Associating measles vaccine uptake classification and its underlying factors using an ensemble of machine learning models

Abstract

Measles is one of the significant public health issues responsible for the high mortality rate around the globe, especially in developing countries. Using nationally representative demographic and health survey data, measles vaccine utilization has been classified, and its underlying factors are identified through an ensemble Machine Learning (ML) approach. Firstly, missing values are imputed by employing various approaches, and then several feature selection techniques are applied to identify the crucial attributes for predicting measles vaccination. A grid search hyperparameter optimization technique has been applied to tune the critical hyperparameters of different ML models, such as Naive Bayes, random forest, decision tree, XGboost, and lightgbm. The individual optimized ML model’s categorization performance, as all their ensembles have been reported utilizing our proposed BDHS dataset. Individually, the optimized lightgbm provides the highest precision and AUC of 79.90% and 77.80%, respectively. This result improved when the optimized lightgbm was ensembled with XGboost, providing precision and AUC of 84.60% and 80.0%, respectively. Our result reveals that the statistical median imputation technique with the XGboost-based attribute selection method and the lightgbm classifier provides the best individual result.
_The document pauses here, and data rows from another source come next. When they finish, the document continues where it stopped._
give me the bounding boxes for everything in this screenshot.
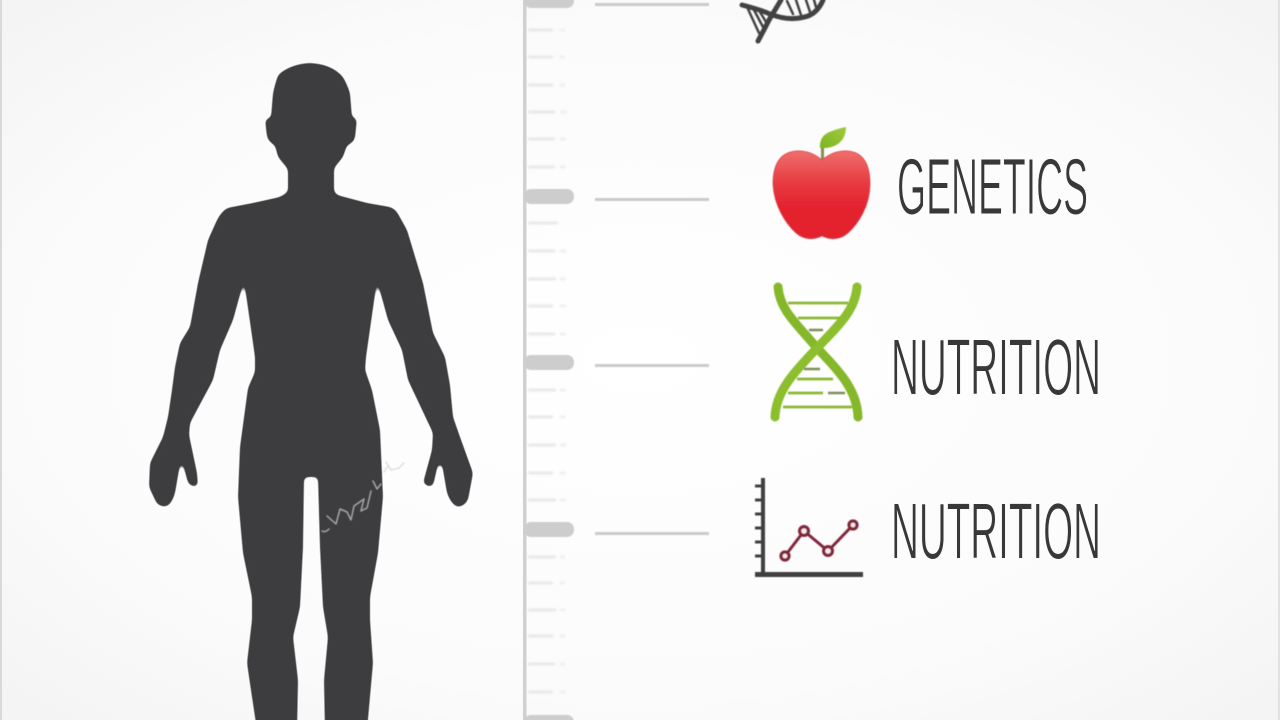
major ruler ticks	[524, 0, 574, 720]
height ruler	[523, 0, 574, 720]
ruler spine	[523, 0, 526, 720]
helix rungs	[783, 303, 852, 407]
apple leaf	[820, 127, 846, 148]
icon: grey dna helix, top	[742, 0, 823, 41]
chart points	[781, 521, 857, 560]
icon: apple	[773, 127, 870, 239]
helix strands	[778, 287, 858, 417]
right frame edge	[1278, 0, 1280, 720]
chart line	[785, 525, 853, 556]
apple body	[773, 151, 870, 239]
chart axis ticks	[755, 486, 762, 556]
apple stem	[821, 144, 824, 160]
minor ruler ticks	[528, 30, 567, 692]
icon: line chart	[755, 478, 863, 577]
connector lines	[595, 3, 709, 535]
icon: green dna helix	[775, 287, 858, 417]
chart axes	[755, 478, 863, 577]
watermark mark on thigh	[322, 462, 404, 532]
left frame edge	[0, 0, 2, 720]
human silhouette	[149, 63, 473, 720]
The performance improved when the proposed weighted ensemble of the XGboost and lightgbm approach was adopted with the same preprocessing and recommended for measles vaccine utilization. The significance of our proposed approach is that it utilizes minimum attributes collected from the child and their family members and yielded 80.0% accuracy, making it easily explainable by caregivers and healthcare personnel. Finally, our predictive model provides an early detection procedure to help national policymakers enforce new policies with specific rules and regulations.